А вот Русь и русский дух! — от них я замирала, прикрывая глаза, ощущая сладкое сердцебиение. Я не могла понять, что меня пленяет, чем меня тут пронимает, но я любила эти слова, и понимала, что за ними скрыт мир волнующий и столь прекрасный, что о нем лишь и можно сказать так неопределенно, мол, — дух, запах Руси. Пока что это был Пушкин и русский язык, его ритм и эти легкое рифмы, стихи — как облака в поднебесье. А гораздо позже — Москва.

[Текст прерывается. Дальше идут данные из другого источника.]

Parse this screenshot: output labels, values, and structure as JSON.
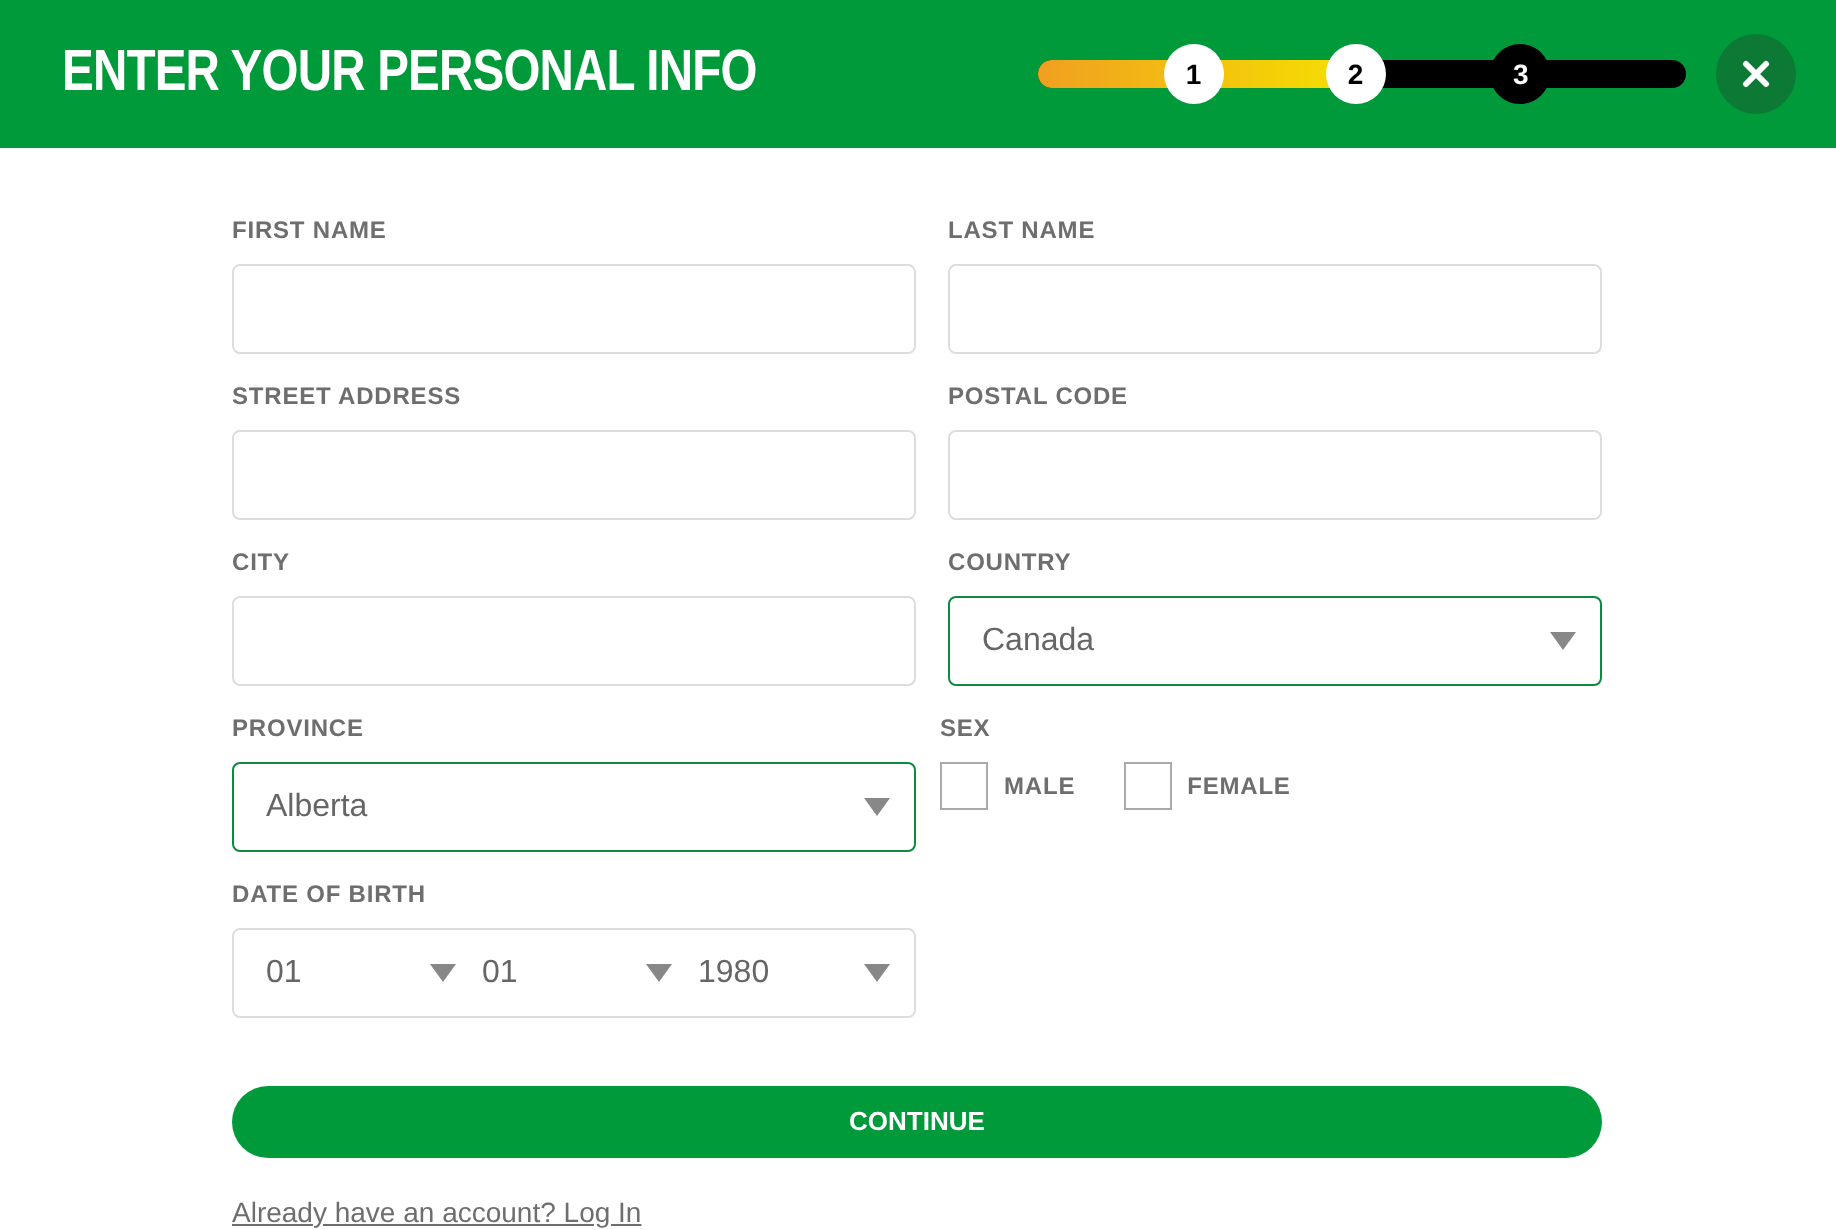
{
  "header": {
    "title": "ENTER YOUR PERSONAL INFO",
    "progress": {
      "level": 0.49,
      "steps": [
        {
          "label": "1",
          "current": false
        },
        {
          "label": "2",
          "current": false
        },
        {
          "label": "3",
          "current": true
        }
      ]
    }
  },
  "rows": [
    [
      {
        "kind": "text",
        "label": "FIRST NAME",
        "highlighted": false
      },
      {
        "kind": "text",
        "label": "LAST NAME",
        "highlighted": false
      }
    ],
    [
      {
        "kind": "text",
        "label": "STREET ADDRESS",
        "highlighted": false
      },
      {
        "kind": "text",
        "label": "POSTAL CODE",
        "highlighted": false
      }
    ],
    [
      {
        "kind": "text",
        "label": "CITY",
        "highlighted": false
      },
      {
        "kind": "select",
        "label": "COUNTRY",
        "value": "Canada",
        "highlighted": true
      }
    ],
    [
      {
        "kind": "select",
        "label": "PROVINCE",
        "value": "Alberta",
        "highlighted": true
      },
      {
        "kind": "checks",
        "label": "SEX",
        "options": [
          {
            "label": "MALE",
            "checked": false
          },
          {
            "label": "FEMALE",
            "checked": false
          }
        ]
      }
    ],
    [
      {
        "kind": "date",
        "label": "DATE OF BIRTH",
        "parts": [
          "01",
          "01",
          "1980"
        ]
      }
    ]
  ],
  "continue_button": "CONTINUE",
  "login_link": "Already have an account? Log In"
}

От них я знала, что такое русской дух, безошибочно определяла его и очаровалась им незабвенно, нескончаемо! Потому в зрелости полюбила театр с русским репертуаром, с Александром Островским, Антоном Чеховым, Николаем Гоголем, с более поздними символистами, с футуристом Владимиром Маяковским, с жесткой, социально-агрессивной, мрачно-натуралистической эстетикой в драматургии Максима Горького, со всей неповторимой советской классикой. Поэтому прочитала на едином дыхании книгу Сергея Дурылина «Колокола» — поэму о русском звоне, и регулярно перечитываю «Воспоминания» Анастасии Цветаевой, этот светлый, искрящийся реквием серебряному веку. Полюбила Русь — с ее историей, театрами и музеями, улочками, соборами, всей стариной и особенным говором, приятным как песня.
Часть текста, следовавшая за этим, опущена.